Lo fo, lo fo , lo fo, non fi fa, no, no, no. Non fi difturbano le
dame nelle loro belle camere, no, no. Ma voi mi perdonate, vero, non
fiete arrabbiata, vero?
– Certo, certo, state tranquillo.
–
Ecco, bene, bene. L'avete vifto?
–
Vif..Visto cosa, Mastro Nerubavel?
La
fragile creatura sembra molto nervosa e si agita ballando sugli arti
che utilizza come gambe, spesso staccandosi completamente dal
pavimento.
–
Lui, avete vifto lui? – Insiste eccitato.
–
Credo di sì.
–
Ecco, bene, bene. E che effetto vi ha fatto?
–
Mi piacerebbe sapere perché tante domande, Mastro Nerubavel, prima
di rispondervi.
– Aaaah! – La creatura lancia un acuto lamento scuotendosi come una
mosca sulla quale sia caduta una goccia d'acqua. – Fono
infopportabile e imperdonabile, vero? Ma io cercavo la voftra
confolazione, perché mi fono proprio fpaventato, fapete? Voi no?
Maldanea
osserva con attenzione vigile il volto seminascosto dal cappuccio di
Mastro Nerubavel, giungendo ben presto alla conclusione che se anche
egli stesse mentendo per chissà quale ragione, lei non sarebbe in
grado di accorgersene. Per precauzione lancia uno sguardo in
direzione di Difiduanna che sta fissando anch'ella con sospetto il
loro ospite, senza trarne alcuna conclusione.

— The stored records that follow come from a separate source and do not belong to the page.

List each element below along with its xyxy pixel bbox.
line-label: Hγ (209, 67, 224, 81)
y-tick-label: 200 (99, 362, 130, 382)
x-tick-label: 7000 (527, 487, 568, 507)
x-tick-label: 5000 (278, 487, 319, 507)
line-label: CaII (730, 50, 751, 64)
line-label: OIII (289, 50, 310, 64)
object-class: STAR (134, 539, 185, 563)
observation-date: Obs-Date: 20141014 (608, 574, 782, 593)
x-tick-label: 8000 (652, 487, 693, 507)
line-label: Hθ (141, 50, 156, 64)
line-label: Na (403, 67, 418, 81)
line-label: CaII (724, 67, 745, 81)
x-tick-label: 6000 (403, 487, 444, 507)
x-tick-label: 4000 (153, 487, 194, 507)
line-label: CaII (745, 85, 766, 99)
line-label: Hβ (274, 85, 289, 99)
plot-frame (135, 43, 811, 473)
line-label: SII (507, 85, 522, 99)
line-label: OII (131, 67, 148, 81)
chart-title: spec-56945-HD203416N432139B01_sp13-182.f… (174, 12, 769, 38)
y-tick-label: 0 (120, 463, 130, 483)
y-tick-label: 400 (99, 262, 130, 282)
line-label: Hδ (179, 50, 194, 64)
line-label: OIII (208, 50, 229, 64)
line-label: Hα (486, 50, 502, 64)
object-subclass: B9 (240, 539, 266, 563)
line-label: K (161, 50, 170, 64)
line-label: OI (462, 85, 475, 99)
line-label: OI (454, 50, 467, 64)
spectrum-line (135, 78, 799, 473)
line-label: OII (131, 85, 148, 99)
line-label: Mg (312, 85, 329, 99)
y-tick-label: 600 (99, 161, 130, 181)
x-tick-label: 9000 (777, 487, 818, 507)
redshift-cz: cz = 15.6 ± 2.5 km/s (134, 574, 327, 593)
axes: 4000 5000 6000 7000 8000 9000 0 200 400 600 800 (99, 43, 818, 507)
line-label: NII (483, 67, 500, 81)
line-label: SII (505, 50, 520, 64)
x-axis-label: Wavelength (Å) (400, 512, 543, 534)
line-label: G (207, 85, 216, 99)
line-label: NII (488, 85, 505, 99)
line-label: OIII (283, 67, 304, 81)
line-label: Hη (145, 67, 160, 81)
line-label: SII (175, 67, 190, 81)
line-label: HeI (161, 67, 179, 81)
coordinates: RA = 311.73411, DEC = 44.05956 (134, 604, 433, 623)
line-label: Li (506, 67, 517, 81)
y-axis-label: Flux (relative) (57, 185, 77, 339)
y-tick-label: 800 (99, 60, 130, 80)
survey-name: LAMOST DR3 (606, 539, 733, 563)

– Ha spaventato anche me, Mastro Nerubavel, se è questo che volete
sapere. Ciò che non comprendo è perché veniate a dirlo proprio a
me.
La
creatura rovescia il capo fissando gli occhi simili a gemme sul suo
viso. – Voi fiete l'unica, Lie Maldanea, ad accettare di parlare
con me. Tutti hanno orrore e difgufto per me. Ecco, bene, bene. Cofì
ho penfato, vifto che mi fono fpaventato, che era meglio parlarne con
voi che fiete bella, coraggiofa e mi rifpondete, piuttofto che
tornare nella Fala dell'Arcobaleno da folo.
Suo
malgrado Maldanea sorride per quella buffa dichiarazione di simpatia.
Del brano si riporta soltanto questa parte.